Pacific NW magazine wrote that communities across Washington state have "launched campaigns, with slogans like “Empty, Clean and Dry,” to nudge residents into better habits and stop “wishful recycling”... But there’s a limit to what education can achieve in the absence of policies to create a robust environment for recycling... We don’t want to put the burden on the consumer. We would like to see the responsibility placed on the manufacturers" as is done in British Columbia's RecycleBC EPR system.

Grist wrote that "what has been revealed after [China's] National Sword is that this is not, by any stretch of the imagination, a technology problem. It’s a consumption problem and a manufacturing problem... any attempt to fix plastic recycling should come with constraints on the production of new materials — only manufacturing plastics that can be easily broken down and reused, for example, or mandating that companies include a certain percentage of recycled materials in their products." The federal Break Free from Plastic Pollution Act would phase out many single-use plastic items like utensils and straws and require big companies to pay for recycling and composting products.

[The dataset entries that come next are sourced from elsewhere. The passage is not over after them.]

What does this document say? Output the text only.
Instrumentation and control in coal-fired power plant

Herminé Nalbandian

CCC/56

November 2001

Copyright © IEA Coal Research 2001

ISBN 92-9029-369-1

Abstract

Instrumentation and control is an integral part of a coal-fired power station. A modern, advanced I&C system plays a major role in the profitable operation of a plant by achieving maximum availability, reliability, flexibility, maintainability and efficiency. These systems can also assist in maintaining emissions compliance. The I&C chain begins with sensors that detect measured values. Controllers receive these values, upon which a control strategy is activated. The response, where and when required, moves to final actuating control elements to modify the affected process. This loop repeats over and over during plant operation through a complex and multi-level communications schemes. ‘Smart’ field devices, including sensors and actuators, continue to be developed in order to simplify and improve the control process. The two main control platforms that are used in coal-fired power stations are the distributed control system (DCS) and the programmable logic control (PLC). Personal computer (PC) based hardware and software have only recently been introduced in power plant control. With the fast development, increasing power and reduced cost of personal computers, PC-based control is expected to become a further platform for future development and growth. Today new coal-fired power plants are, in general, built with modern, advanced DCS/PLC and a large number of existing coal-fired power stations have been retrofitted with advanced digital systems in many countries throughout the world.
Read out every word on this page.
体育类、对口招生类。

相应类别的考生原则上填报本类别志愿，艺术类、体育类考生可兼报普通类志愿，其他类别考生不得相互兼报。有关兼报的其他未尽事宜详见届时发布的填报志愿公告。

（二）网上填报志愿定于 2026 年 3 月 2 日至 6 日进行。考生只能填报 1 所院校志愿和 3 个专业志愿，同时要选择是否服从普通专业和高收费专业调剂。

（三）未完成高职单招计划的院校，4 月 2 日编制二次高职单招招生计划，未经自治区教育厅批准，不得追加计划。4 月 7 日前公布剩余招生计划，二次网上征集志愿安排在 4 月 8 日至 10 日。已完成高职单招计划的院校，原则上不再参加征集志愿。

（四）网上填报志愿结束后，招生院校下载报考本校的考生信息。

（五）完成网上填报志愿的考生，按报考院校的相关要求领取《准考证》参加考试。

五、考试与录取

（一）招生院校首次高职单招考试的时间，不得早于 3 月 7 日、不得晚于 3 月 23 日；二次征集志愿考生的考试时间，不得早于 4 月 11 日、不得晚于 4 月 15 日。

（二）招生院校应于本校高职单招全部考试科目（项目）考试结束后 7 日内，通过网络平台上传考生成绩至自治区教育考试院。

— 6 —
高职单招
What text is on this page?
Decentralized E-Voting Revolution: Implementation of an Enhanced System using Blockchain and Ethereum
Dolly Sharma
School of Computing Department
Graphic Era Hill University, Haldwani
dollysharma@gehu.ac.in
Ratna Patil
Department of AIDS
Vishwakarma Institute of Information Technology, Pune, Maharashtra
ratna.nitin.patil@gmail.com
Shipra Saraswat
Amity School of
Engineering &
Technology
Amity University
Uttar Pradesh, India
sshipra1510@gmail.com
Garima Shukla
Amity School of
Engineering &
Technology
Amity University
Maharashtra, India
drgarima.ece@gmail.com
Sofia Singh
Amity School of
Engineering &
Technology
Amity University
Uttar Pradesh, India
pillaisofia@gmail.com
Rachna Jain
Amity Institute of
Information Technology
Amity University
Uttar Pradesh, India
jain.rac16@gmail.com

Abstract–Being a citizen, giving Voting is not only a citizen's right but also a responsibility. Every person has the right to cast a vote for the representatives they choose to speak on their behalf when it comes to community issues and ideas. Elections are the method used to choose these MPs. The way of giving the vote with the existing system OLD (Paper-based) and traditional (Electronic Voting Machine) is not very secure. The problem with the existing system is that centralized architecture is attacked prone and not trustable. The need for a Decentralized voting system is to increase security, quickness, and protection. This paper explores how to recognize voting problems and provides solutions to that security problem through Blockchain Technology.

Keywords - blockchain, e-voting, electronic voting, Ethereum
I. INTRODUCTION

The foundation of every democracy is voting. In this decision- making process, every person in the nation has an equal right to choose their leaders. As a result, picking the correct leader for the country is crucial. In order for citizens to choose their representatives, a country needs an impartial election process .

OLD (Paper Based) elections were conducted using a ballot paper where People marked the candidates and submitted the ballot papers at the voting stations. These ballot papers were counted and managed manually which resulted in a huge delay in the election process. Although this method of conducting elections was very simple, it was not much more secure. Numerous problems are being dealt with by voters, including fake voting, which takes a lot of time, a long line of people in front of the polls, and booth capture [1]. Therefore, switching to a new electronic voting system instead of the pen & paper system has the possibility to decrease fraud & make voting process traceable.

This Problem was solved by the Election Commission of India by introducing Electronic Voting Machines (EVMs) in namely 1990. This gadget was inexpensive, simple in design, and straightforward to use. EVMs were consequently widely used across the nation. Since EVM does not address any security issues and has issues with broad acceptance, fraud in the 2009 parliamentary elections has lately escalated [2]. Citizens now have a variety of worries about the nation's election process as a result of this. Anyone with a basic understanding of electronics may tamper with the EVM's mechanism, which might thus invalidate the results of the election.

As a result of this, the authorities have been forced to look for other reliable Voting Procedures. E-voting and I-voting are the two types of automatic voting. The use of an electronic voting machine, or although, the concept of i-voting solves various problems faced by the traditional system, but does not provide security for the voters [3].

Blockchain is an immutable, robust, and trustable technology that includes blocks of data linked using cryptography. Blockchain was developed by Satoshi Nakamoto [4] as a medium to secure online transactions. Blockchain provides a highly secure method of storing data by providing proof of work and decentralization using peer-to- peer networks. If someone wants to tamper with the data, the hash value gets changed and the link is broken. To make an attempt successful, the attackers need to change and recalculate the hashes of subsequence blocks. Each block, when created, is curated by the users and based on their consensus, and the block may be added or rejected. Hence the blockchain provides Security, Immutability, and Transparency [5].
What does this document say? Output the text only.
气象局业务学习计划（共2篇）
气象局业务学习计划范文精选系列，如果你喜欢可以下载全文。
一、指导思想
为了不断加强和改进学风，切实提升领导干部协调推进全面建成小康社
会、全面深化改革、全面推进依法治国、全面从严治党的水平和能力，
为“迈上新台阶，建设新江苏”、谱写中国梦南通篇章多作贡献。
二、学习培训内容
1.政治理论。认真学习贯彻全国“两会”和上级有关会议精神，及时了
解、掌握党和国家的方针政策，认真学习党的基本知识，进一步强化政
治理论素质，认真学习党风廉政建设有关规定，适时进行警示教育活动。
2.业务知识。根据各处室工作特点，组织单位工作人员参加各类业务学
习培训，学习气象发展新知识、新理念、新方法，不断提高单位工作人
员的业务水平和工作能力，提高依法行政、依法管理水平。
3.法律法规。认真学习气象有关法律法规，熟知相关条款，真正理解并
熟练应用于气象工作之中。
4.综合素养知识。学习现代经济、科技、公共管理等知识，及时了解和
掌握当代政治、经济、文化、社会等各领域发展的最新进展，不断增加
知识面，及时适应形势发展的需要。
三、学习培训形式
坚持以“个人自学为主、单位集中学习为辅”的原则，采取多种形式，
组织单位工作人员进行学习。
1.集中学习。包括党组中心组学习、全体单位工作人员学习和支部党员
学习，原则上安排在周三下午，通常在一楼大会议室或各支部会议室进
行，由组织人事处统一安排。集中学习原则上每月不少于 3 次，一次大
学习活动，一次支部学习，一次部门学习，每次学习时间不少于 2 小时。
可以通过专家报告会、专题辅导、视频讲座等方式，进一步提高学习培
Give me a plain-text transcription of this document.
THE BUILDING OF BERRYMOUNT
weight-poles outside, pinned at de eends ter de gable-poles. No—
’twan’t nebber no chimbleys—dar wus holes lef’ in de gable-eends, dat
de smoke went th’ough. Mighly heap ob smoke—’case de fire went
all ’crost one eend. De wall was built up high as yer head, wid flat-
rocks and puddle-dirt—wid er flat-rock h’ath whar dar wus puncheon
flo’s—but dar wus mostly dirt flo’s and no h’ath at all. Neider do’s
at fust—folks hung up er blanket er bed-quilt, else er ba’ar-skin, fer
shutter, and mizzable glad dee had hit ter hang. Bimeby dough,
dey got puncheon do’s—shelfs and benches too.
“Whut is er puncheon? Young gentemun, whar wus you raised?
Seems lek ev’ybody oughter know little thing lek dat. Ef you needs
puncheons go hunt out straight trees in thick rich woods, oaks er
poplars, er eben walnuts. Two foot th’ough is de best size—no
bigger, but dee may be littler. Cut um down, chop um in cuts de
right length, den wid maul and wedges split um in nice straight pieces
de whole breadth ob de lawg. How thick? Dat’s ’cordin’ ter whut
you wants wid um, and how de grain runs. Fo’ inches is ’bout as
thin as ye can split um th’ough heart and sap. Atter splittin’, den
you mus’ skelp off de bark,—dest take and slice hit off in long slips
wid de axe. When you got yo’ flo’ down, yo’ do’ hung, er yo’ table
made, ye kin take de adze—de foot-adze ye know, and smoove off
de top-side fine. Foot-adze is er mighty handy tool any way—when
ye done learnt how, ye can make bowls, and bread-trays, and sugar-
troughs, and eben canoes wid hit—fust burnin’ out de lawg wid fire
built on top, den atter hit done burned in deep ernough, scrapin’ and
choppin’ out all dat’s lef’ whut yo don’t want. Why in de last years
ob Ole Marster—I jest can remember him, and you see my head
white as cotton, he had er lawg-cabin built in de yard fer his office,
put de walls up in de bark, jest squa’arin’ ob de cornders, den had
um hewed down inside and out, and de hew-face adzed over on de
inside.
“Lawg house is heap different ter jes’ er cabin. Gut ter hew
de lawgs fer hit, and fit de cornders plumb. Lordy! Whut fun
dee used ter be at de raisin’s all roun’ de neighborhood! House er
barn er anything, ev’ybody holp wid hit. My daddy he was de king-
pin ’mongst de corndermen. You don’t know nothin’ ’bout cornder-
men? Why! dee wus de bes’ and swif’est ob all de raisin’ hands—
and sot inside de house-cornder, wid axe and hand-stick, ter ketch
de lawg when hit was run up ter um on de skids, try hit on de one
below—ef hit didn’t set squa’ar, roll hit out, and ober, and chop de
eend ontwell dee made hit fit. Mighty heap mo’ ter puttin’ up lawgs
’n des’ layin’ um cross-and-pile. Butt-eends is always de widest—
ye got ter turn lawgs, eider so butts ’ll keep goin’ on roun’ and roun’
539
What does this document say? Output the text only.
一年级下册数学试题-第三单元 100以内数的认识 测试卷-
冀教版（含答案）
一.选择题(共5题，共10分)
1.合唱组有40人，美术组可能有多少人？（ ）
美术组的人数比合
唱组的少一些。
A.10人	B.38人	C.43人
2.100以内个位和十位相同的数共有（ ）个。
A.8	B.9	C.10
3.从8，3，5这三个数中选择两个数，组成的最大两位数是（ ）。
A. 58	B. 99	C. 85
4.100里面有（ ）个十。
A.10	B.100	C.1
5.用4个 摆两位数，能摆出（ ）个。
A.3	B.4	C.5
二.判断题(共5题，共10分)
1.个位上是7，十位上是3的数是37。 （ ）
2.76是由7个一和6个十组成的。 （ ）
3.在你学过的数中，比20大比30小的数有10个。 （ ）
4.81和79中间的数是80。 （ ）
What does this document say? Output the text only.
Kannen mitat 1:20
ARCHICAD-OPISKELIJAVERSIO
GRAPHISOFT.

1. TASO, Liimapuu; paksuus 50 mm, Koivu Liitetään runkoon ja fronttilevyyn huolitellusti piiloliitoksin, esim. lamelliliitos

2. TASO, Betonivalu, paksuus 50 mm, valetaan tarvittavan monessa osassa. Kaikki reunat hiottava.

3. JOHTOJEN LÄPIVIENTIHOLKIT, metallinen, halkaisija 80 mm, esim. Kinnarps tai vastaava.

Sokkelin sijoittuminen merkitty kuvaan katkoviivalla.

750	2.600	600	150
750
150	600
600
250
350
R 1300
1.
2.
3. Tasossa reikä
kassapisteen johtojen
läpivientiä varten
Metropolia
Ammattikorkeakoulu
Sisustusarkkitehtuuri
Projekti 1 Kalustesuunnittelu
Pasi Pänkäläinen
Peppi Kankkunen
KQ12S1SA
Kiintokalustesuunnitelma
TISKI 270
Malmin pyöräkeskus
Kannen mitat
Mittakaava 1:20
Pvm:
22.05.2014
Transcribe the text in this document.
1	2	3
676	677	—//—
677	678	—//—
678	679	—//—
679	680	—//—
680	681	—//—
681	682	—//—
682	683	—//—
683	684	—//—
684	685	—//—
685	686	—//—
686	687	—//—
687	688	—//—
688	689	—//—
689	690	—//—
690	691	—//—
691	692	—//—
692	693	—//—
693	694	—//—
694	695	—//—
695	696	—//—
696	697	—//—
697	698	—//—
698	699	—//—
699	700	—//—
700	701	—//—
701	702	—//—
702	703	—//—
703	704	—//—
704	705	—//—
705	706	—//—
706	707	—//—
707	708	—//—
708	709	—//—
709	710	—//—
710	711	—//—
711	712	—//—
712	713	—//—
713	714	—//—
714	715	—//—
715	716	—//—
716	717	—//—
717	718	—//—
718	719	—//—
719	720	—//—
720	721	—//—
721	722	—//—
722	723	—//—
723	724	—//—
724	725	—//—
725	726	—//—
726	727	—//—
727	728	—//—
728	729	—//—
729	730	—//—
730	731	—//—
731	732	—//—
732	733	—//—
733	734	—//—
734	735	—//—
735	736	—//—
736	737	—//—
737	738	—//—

The Intercept quoted Senator Tom Udall, who introduced the Break Free From Plastic Pollution Act in February, “By asking for a billion-dollar handout, Big Plastic is trying to maintain what already is the status quo: that is, taxpayers funding and taking responsibility for the waste of plastic producers. When we surface from this pandemic, plastic pollution will still be at crisis levels — and matters may be even worse, as industry tries to exploit this pandemic to leverage more marketing for single-use products.”
"Udall was referring to recent attempts by the plastic industry to use the coronavirus crisis as a justification for rolling back bans on plastic bags and producing more single-use products. In March, the Plastics Industry Association wrote to the secretary of Health and Human Services, Alex Azar, asking him to “make a public statement on the health and safety benefits seen in single-use plastics.” The group also supplied its member companies with form letters requesting that their businesses that make single-use plastics, including packaging, be deemed essential."